Doch zu ihrer großen Überraschung und Freude war es nicht Ming, sondern das junge Mädchen, das sich vor einiger Zeit durch ein Missgeschick beide Beine verbrannt hatte.
»Was willst du?«, fragte Beatrice freundlich und hoffte, dass Maffeo ihre Bitte nicht vergessen und Ming tatsächlich aus ihren Diensten entlassen hatte.
»Ich komme, um Euch zu dienen, Herrin«, sagte das Mädchen und senkte schüchtern seinen Blick. »Der Herr sagte, dass Ihr mit Ming nicht mehr zufrieden seid. Und deshalb schickt er mich. Wenn es Euch nicht recht ist, gehe ich und werde…«
»O nein, bleib nur!«, unterbrach Beatrice sie. Sie musste sich sehr zusammennehmen, um nicht vor Freude laut in die Hände zu klatschen. »Das ist wirklich eine angenehme Überraschung. Wie ist dein Name?«
Das Mädchen hob seinen Kopf und lächelte zaghaft. »Jen, Herrin. Ich bringe Euch das Nachtgewand.« Sie deutete auf den Stapel Wäsche, den sie im Arm hielt. »Darf ich Euch beim Umkleiden behilflich sein?«
Geschickt machte sich Jen an die Arbeit. Dabei ging sie so vorsichtig und behutsam zu Werke, dass Beatrice nicht einmal ihre Hände spürte. Als sie schließlich fertig war und Beatrice gewaschen und gekämmt im Nachtgewand auf dem Bett saß, trat sie ein paar Schritte zurück und verbarg ihre Hände in den weiten Ärmeln ihres Gewands.
»Habt Ihr noch einen Wunsch, Herrin?«
»Nein, danke. Du hast deine Arbeit sehr gut gemacht, ich bin sehr zufrieden. Du kannst gehen.«
»Der Herr sagte, morgen sollt Ihr Eure Arbeit im Haus der Heilung beginnen. Er wird Euch morgen früh kurz nach Sonnenaufgang abholen, um Euch dorthin zu begleiten.«
»Gut. Danke, dass du es mir gesagt hast«, erwiderte Beatrice und seufzte. Natürlich hatte sie gewusst, dass die Aufgabe, Verletzte zu behandeln und Khubilais Ärzte in westlicher Medizin zu unterweisen, in Taitu auf sie zukommen würde. Sie hatte sich sogar schon darauf gefreut. Doch insgeheim hatte sie sich gewünscht, dass sie noch ein paar Tage Zeit zur Erholung und Eingewöhnung in diese neue, fremde Stadt gehabt hätte.

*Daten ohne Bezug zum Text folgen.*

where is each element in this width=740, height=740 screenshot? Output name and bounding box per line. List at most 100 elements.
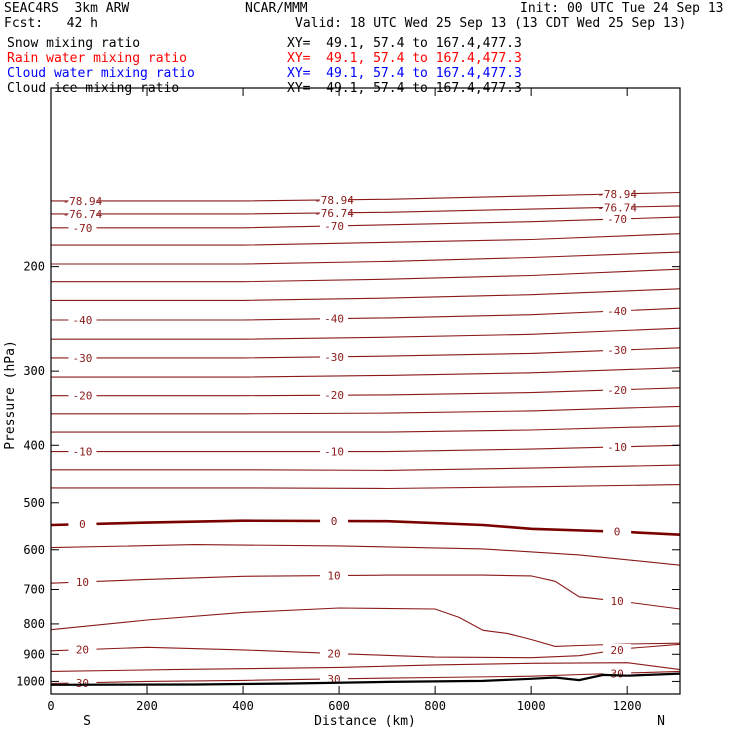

Es soll wohl nicht sein, dachte Beatrice. Es gibt Menschen, denen die Arbeit immer hinterherläuft, egal, wo sie sich verstecken. Da scheinen noch nicht einmal Zeitsprünge zu helfen.
Sie sah auf. Jen schien immer noch nicht gehen zu wollen. Sie stand vor der Tür und knetete sichtlich nervös ihre Hände.
»Möchtest du mir noch etwas sagen?«
»Ich wollte Euch danken, Herrin. Ihr habt mir geholfen und meine Beine…«
»Du brauchst mir nicht zu danken«, entgegnete Beatrice. »Hauptsache ist, dass es dir wieder gut geht.«
»Ich diene Euch wirklich gern, Herrin«, sagte Jen und errötete. »Darf ich… Darf ich morgen wiederkommen?«
Beatrice lächelte. Was für ein Unterschied zur arroganten, mürrischen Ming. Es war eine Wohltat.
»Natürlich. Es wäre mir eine große Freude.«
Jen strahlte über das ganze Gesicht, verbeugte sich und verschwand so leise, dass Beatrice es kaum bemerkte.